Vietnam's capital races to make up for time lost to the ravages of war and a government that as recently as the 1990s kept the outside world at bay. Its streets surge with scooters vying for right of way amid the din of constantly blaring horns, and all around, layers of history reveal periods of French and Chinese occupation – offering a glimpse into the resilience of ambitious, proud Hanoians.
With limestone outcrops amid serene rice paddies, Tam Coc is best appreciated on a languorous rowing-boat ride, with the soundtrack of the river lapping against the oars.
The site of Vietnam’s most extensive Cham remains, My Son enjoys an enchanting setting in a lush jungle valley, overlooked by Cat’s Tooth Mountain (Hon Quap). The temples are in poor shape – only about 20 structures survive where at least 68 once stood – but the intimate nature of the site, surrounded by gurgling streams, is still enthralling.
Dalat is an alternative Vietnam: the weather is spring-like instead of tropical hot, the town is dotted with French-colonial villas rather than socialist architecture, and the surrounding farms cultivate strawberries, coffee and flowers instead of rice.
A French-era hill station, this national park reaches a peak of 1450m at Bach Ma mountain, only 18km from the coast. The cool climate attracted the French, who built over a hundred villas here. Not surprisingly the Viet Minh tried hard to spoil the holiday – the area saw some heavy fighting in the early 1950s and again during the American War.
Around 40km west of Danang lies lush Ba Na. Originally established in 1919 by the French as a hill resort, the 200-odd old villas are now ruined, but the refreshingly cool weather and gorgeous countryside views make it a worthwhile trip from Danang.
Despite enjoying a stunning position on the cusp of Halong Bay, where its high-rise hotel developments dot the shoreline, most travelers opt to skip Halong City, preferring to spend a night out in the bay itself.

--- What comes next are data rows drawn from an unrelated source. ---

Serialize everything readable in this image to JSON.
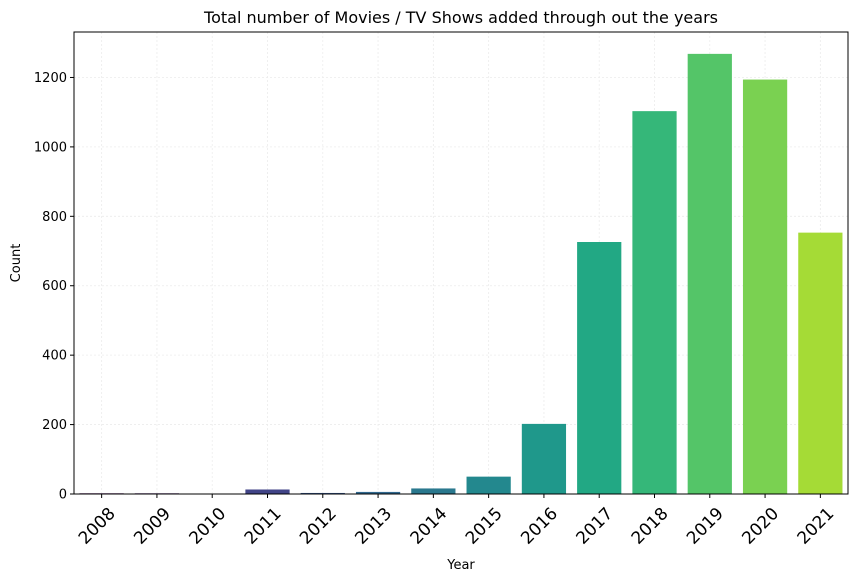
{
  "chart_data": {
    "type": "bar",
    "title": "Total number of Movies / TV Shows added through out the years",
    "xlabel": "Year",
    "ylabel": "Count",
    "categories": [
      "2008",
      "2009",
      "2010",
      "2011",
      "2012",
      "2013",
      "2014",
      "2015",
      "2016",
      "2017",
      "2018",
      "2019",
      "2020",
      "2021"
    ],
    "values": [
      2,
      2,
      1,
      13,
      3,
      6,
      16,
      50,
      202,
      726,
      1103,
      1268,
      1194,
      753
    ],
    "ylim": [
      0,
      1331
    ],
    "yticks": [
      0,
      200,
      400,
      600,
      800,
      1000,
      1200
    ],
    "grid": true,
    "colors": [
      "#440154",
      "#481a6c",
      "#472f7d",
      "#414487",
      "#39568c",
      "#31688e",
      "#2a788e",
      "#23888e",
      "#1f988b",
      "#22a884",
      "#35b779",
      "#54c568",
      "#7ad151",
      "#a5db36"
    ],
    "legend": "none"
  }
}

As such, increased competition for a dwindling clientele means the budget hotel rates here are some of the cheapest in Vietnam.
Ancient Hanoi preserves the best parts of French and Chinese culture and architecture, and weaves it all into the modern world with youthful Vietnamese verve. If that gets too boisterous, two nearby national parks offer clean mountain air, rare plant life and animal-spotting opportunities. At Tam Dao Hill Station the weather is cool year round, while Ba Vi National Park offers hiking through atmospheric mist to a mountaintop temple.